Bias arises from many things we can't control changing together with the experiment (confounding variables). - e.g. treated and untreated schools don't just differ on tablets, but on tuition cost, location, teachers, etc. - To claim that tablets improve performance, we would need schools with and without them to be, on average, similar to each other

plt.figure(figsize=(10,6))
sns.scatterplot(x="Tuition", y="enem_score", hue="Tablet", data=df, s=70).set_title("ENEM score by Tuition Cost")
Text(0.5, 1.0, 'ENEM score by Tuition Cost')

png

We know the problem, and here's the solution:

If $E[Y_{0} \vert T = 0] = E[Y_{0} \vert T = 1]$, then association is causation! - This is saying that the treatment and control group are comparable before the treatment - If we could observe $Y_{0}$ for the treated group, then its outcome would be the same as the untreated

This makes the bias term vanish in association, leaving only $ATET$:

$E[Y \vert T = 1] - E[Y \vert T = 0] = E[Y_{1} - Y_{0} \vert T = 1] + 0$

If $E[Y_{0} \vert T = 0] = E[Y_{0} \vert T = 1]$, the causal impact on the treated is the same as in the untreated (because they are similar).

$E[Y_{1} - Y_{0} \vert T = 1] = E[Y_{1} \vert T = 1] - E[Y_{0} \vert T = 1]$
$\hspace{3.35cm} = E[Y_{1} \vert T = 1] - E[Y_{0} \vert T = 0]$
$\hspace{3.35cm} = E[Y \vert T = 1] - E[Y \vert T = 0]$

Hence the difference in means becomes the causal effect:

$E[Y \vert T = 1] - E[Y \vert T = 0] = ATE = ATET$

Causal inference is all about finding clever ways to remove bias through experimentation, making the treatment and control groups comparable so that all the difference we can see between them is only the average treatment effect.

Key Ideas

Association is not causation, but it can be (if there are no other differences between the groups being tested, AKA bias).
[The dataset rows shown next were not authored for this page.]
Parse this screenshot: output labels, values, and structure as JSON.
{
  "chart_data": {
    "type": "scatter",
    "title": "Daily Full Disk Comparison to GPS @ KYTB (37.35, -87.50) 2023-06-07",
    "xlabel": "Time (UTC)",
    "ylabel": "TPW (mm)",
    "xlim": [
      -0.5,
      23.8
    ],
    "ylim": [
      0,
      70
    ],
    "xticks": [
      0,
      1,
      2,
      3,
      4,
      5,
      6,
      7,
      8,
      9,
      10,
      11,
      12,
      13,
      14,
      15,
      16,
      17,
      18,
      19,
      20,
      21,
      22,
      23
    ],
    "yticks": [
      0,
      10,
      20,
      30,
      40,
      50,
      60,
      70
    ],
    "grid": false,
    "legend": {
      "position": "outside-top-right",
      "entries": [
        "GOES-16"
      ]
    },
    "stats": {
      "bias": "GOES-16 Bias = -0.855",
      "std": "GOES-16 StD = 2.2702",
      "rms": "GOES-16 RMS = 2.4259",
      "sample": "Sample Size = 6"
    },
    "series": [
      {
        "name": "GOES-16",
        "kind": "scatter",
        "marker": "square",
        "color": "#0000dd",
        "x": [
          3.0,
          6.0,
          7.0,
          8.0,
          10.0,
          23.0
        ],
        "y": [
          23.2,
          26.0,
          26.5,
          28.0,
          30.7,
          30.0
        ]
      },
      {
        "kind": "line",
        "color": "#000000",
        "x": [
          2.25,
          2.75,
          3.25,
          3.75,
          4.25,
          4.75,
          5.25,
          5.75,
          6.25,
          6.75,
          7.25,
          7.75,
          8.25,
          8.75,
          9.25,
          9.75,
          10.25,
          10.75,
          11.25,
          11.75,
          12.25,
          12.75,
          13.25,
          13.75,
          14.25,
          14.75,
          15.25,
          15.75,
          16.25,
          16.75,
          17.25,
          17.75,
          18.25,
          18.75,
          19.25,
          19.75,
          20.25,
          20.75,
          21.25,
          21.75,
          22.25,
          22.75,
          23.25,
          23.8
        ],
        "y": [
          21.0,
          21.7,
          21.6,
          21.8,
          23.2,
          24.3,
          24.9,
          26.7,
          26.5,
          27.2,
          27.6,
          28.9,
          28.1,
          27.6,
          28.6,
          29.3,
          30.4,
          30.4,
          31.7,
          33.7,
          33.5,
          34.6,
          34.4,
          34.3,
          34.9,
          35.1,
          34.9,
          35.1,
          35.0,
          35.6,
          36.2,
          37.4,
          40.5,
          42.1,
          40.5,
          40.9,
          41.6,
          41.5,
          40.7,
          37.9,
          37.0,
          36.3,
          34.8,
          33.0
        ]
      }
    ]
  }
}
Potential outcome notation and the idea of counterfactuals - two potential realities, but only one of them can be measured (the funadamental problem of causal inference).


"What happens in a man's life is already written. A man must move through life as his destiny wills."

"Yes, but each man is free to live as he chooses. Though they seem opposite, both are true".